The National Collegiate Athletic Association behaves monopsonistically in forbidding its member colleges and universities to pay its athletes. Although cartels, including monopsonistic ones, are generally deemed to be illegal per se under American antitrust law, the NCAA’s monopsonistic behavior has thus far not been successfully challenged. The justification that the NCAA offers – that collegiate athletes are students and would be corrupted by being salaried – coupled with the fact that the members of the NCAA, and the NCAA itself, are formally not-for-profit institutions, have had sufficient appeal to enable the association to continue to impose and enforce its rule against paying student athletes, and a number of subsidiary rules designed to prevent the cheating by cartel members that plagues most cartels.

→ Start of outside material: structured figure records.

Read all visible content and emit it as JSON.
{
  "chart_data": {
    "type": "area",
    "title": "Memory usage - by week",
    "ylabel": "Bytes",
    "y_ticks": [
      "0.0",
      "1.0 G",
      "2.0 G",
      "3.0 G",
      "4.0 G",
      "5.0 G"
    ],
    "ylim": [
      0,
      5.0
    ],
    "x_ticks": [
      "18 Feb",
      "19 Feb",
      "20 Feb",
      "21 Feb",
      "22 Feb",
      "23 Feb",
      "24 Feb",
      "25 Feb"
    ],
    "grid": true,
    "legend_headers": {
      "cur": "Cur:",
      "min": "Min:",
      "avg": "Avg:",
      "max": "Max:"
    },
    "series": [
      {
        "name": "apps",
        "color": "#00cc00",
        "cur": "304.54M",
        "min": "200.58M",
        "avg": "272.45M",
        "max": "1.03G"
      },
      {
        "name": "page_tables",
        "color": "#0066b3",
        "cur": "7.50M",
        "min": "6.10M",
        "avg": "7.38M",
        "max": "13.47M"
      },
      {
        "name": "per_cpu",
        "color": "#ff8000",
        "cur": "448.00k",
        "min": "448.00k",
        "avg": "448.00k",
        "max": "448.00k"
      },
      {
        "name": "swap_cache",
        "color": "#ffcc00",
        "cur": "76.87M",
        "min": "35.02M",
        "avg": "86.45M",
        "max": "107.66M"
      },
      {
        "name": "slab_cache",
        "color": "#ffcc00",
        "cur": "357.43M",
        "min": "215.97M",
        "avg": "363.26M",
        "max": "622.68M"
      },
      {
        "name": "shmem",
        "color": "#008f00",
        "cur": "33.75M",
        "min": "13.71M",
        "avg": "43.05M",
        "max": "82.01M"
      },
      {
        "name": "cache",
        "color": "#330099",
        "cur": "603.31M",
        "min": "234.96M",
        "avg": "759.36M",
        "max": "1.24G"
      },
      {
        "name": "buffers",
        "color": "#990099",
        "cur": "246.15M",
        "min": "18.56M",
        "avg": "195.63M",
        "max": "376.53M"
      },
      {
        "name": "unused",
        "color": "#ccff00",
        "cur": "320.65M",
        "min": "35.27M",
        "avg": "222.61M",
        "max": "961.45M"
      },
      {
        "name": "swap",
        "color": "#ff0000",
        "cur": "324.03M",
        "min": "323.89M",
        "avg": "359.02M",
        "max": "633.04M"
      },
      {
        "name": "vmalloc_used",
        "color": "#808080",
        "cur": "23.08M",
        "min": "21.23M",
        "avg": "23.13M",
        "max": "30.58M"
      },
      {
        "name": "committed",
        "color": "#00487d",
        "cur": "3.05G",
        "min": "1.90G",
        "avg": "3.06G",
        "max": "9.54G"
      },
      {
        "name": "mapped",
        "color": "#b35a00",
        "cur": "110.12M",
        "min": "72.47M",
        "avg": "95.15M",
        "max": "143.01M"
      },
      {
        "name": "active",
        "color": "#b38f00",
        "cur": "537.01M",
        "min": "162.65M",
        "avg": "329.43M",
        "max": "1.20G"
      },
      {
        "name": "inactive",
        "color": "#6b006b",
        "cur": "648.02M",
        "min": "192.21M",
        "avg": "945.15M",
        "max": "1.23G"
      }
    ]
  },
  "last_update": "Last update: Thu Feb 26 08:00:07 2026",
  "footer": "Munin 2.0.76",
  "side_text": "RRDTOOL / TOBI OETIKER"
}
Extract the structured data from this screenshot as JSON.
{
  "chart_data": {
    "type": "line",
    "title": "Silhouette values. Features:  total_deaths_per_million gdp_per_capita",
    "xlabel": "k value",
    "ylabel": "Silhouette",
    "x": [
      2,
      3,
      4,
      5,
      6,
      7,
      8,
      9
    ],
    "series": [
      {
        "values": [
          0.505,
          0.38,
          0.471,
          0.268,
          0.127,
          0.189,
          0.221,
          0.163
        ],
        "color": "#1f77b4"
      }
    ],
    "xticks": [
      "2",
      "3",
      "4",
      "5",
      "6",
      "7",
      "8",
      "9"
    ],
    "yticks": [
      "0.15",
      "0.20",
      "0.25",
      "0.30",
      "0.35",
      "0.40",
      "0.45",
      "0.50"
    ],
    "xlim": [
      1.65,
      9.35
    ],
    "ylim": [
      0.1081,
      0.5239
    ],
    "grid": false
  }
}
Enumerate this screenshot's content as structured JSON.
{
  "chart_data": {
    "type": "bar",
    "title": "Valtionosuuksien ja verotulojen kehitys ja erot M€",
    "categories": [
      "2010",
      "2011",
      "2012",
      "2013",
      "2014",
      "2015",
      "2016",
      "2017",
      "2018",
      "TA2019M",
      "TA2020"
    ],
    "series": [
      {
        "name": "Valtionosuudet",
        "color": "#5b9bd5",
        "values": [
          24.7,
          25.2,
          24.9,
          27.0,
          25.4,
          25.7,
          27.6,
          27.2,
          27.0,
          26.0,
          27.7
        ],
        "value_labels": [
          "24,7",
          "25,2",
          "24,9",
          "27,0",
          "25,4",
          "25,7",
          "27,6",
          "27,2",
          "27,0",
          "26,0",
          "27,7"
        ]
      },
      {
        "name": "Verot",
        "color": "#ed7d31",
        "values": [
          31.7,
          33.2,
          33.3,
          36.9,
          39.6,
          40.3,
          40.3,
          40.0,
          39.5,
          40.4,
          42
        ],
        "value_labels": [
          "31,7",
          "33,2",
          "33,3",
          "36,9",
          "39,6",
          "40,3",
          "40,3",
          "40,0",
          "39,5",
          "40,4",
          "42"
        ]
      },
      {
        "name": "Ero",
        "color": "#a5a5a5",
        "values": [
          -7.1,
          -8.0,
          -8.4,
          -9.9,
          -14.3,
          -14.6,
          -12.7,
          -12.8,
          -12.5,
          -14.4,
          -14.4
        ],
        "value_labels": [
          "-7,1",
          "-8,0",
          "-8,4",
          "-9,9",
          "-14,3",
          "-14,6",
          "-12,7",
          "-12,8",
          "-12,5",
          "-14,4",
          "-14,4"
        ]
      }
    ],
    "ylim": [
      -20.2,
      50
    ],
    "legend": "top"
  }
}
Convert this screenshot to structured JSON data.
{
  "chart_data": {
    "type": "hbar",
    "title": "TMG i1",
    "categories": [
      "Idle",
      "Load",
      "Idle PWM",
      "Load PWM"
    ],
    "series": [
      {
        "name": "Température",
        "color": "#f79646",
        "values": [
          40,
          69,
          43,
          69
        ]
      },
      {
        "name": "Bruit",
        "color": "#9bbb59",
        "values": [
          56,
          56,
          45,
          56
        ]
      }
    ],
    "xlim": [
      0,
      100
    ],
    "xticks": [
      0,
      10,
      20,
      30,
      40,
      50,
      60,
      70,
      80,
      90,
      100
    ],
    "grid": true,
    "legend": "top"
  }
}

As Becker points out, were it not for the monopsonistic rule against paying student athletes, these athletes would be paid; the monopsony transfers wealth from them to their “employers,” the colleges. A further consequence is that college teams are smaller and, more important, of lower quality than they would be if the student athletes were paid.

In sum, the 9th Circuit O’Bannon Court merits praise for deciding clearly and unequivocally that antitrust applies to the NCAA’s student athlete rules, irrespective of whether one agrees with the specific holding in the case. The antitrust laws are a “consumer welfare prescription” that applies generally to activities that have an impact on interstate commerce, and short shrift should be given to any institution that claims it should be antitrust-exempt based on the alleged “virtue” or “public-spiritedness” of its actions. (This reasoning also supports the lifting of baseball’s antitrust exemption, which stems from a 1922 Supreme Court decision that is out of step with modern antitrust jurisprudence. But that is a matter for another day.)